One step forward. Two steps back. The Tufts scholarship that put Nora Stuart on the path to becoming a Boston medical specialist was a step forward. Being hit by a car and then overhearing her boyfriend hit on another doctor when she thought she was dying? Two major steps back.
Injured in more ways than one, Nora feels her carefully built life cracking at the edges. There's only one place to land: home. But the tiny Maine community she left fifteen years ago doesn't necessarily want her. At every turn, someone holds the prodigal daughter of Scupper Island responsible for small-town drama and big-time disappointments.
With a tough islander mother who's always been distant and a wild-child sister in jail, unable to raise her daughter--a withdrawn teen as eager to ditch the island as Nora once was--Nora has her work cut out for her if she's going to take what might be her last chance to mend the family.
But as some relationships crumble around her, others unexpectedly strengthen.
Balancing loss and opportunity, a dark event from her past with hope for the future, Nora will discover that tackling old pain makes room for promise...and the chance to begin again.
I'm a huge, HUGE Kristan Higgins fan, and I think she does that middle ground between women's fiction and romance like no other. Now That You Mention It was another wonderful, nuanced, lovely book in that style, and a great offering for long-time Higgins devotees and newcomers alike.
I connected with Now That You Mention It immediately. First of all, it gives MAJOR props to my alma mater, Tufts University (what, what!) and takes place in a little island off the coast of Maine, where I spent all of my childhood summers.
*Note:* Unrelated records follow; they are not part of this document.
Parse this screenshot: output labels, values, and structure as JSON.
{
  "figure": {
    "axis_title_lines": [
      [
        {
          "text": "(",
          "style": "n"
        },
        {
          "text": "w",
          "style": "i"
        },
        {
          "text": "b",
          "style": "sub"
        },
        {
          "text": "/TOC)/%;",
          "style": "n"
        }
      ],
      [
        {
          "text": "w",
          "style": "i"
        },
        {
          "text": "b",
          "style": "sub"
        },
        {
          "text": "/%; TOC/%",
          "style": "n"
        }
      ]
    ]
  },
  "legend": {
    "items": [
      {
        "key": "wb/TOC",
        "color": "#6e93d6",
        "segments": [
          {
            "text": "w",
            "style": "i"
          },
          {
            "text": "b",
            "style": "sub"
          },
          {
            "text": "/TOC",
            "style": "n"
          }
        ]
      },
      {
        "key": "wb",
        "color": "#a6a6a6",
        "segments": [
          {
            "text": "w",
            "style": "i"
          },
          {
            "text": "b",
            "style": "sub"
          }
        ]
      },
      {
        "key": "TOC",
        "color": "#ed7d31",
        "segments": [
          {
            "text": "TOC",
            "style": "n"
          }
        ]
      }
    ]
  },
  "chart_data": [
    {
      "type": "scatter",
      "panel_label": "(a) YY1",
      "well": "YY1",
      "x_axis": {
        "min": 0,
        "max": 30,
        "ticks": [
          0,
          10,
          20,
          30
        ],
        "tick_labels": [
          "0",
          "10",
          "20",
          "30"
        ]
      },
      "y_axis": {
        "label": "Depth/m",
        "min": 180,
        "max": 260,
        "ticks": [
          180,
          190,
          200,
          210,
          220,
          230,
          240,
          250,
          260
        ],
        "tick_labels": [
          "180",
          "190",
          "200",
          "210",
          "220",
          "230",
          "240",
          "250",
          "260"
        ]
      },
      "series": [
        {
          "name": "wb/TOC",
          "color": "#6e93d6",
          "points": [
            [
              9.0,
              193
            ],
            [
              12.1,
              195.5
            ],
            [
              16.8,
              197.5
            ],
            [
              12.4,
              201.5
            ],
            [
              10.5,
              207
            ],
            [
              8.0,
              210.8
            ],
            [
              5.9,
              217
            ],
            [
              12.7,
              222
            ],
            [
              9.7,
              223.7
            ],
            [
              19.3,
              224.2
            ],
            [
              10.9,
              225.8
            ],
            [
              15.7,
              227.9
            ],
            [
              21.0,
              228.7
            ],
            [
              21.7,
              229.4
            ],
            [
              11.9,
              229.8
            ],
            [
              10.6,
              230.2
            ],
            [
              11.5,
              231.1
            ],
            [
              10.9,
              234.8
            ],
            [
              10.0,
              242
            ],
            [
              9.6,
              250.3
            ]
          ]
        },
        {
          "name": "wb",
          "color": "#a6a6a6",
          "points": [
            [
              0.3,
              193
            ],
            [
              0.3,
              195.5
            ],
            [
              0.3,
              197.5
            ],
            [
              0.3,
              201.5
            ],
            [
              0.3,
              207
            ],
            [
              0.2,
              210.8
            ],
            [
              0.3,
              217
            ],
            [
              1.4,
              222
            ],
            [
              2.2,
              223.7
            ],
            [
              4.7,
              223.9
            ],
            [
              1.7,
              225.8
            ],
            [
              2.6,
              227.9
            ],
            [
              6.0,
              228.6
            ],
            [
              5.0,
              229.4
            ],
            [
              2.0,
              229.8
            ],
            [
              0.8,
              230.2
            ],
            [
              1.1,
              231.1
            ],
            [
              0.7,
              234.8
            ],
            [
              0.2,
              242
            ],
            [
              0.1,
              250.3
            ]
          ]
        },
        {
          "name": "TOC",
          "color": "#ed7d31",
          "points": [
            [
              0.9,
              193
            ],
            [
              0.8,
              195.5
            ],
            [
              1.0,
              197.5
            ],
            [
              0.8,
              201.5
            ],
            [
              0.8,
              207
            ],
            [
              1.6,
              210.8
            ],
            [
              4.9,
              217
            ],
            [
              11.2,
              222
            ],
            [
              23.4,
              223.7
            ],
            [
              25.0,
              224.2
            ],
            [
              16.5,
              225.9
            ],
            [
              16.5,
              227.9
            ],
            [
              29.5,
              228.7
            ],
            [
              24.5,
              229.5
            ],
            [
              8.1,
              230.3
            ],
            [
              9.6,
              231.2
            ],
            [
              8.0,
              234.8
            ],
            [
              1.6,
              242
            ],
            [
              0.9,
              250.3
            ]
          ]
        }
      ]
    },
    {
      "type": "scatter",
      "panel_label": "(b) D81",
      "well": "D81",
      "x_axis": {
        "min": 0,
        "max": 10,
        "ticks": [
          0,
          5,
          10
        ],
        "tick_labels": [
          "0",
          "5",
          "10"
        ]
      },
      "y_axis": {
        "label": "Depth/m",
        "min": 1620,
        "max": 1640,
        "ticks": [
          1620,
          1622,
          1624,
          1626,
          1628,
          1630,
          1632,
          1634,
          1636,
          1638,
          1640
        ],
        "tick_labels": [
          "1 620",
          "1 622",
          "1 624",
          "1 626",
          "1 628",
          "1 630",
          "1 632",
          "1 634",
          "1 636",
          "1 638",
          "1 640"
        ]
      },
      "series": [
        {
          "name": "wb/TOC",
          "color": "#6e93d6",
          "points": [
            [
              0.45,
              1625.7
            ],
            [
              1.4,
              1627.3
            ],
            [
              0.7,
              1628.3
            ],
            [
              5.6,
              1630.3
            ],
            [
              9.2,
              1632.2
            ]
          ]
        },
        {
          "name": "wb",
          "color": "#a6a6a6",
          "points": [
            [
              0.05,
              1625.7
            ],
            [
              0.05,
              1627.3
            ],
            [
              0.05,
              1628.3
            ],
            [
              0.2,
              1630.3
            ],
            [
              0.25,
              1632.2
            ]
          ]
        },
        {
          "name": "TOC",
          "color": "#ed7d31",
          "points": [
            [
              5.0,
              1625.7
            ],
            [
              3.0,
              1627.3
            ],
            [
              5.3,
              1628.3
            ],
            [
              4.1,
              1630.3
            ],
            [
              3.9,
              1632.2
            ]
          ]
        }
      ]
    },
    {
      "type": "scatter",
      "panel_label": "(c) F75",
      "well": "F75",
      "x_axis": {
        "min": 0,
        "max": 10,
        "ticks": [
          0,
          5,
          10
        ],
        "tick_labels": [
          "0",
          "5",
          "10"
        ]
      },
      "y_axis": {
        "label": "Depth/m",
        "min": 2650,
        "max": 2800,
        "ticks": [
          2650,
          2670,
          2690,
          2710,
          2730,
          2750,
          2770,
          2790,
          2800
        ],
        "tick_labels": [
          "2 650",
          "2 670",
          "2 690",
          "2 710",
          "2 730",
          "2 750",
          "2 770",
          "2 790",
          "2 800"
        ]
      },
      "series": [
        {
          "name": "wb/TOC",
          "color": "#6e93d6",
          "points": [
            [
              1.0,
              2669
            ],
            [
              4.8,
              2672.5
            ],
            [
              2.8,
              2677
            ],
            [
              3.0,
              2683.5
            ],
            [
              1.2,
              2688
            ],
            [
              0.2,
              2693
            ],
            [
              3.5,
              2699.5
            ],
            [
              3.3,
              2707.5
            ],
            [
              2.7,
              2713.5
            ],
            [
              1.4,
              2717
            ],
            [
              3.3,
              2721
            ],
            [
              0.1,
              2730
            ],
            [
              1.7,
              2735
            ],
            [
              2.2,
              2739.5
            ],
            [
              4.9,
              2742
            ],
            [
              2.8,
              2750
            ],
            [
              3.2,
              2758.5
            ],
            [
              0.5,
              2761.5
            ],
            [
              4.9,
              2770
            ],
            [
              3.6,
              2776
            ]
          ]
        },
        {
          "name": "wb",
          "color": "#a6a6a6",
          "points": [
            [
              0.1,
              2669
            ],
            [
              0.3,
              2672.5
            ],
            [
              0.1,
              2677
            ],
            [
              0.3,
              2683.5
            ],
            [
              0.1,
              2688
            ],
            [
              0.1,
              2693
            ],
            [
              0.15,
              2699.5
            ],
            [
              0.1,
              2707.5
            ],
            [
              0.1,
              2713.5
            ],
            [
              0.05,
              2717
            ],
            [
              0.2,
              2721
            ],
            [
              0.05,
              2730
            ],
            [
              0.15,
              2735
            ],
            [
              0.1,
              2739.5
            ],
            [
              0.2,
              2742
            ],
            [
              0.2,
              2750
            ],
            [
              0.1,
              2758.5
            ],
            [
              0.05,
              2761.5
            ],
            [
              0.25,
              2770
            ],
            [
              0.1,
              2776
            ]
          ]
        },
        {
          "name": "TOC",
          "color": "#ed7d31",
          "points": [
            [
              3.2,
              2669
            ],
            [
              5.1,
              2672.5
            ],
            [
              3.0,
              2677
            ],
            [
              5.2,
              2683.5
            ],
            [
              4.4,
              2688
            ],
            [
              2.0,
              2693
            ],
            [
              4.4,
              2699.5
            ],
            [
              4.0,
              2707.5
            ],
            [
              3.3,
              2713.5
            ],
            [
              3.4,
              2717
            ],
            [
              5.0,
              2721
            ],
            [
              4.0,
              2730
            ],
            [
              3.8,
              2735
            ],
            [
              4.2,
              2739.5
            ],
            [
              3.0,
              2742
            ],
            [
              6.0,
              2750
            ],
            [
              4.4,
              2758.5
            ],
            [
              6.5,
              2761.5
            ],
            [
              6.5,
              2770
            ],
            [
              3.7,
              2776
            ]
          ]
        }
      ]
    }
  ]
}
Also, the MC in the book is a doctor, and although I'm a dentist and not a physician, the hospital setting and the medical terminology made me feel right at home.
The book was exactly what I'd expect from this author: we get unique, complex family dynamics, which change and grow over time; and we also get a slow-burning, low-key romance that is important to the story but not the main focus.
Like all Higgins MCs, the main character here was easy to relate to. I adored her and her complexity, even though I thought she was too forgiving and lenient with her family.
My only issue with the story was that it was a little more depressing than I was expecting. Especially in the first half, I had to push myself to keep reading at times because people kept treating our MC like crap, and I wanted her to extricate herself from her messed up situation. There was more pain more quickly than I was expecting, and that took me awhile to work through. However, once things starting coming alone, I found myself completely enthralled.
If you love Higgins' style, don't hesitate to pick this book up. It isn't all sunshine and roses, but it is a very satisfying story that shows the complexity of family dynamics and how you can, sometimes, go home again.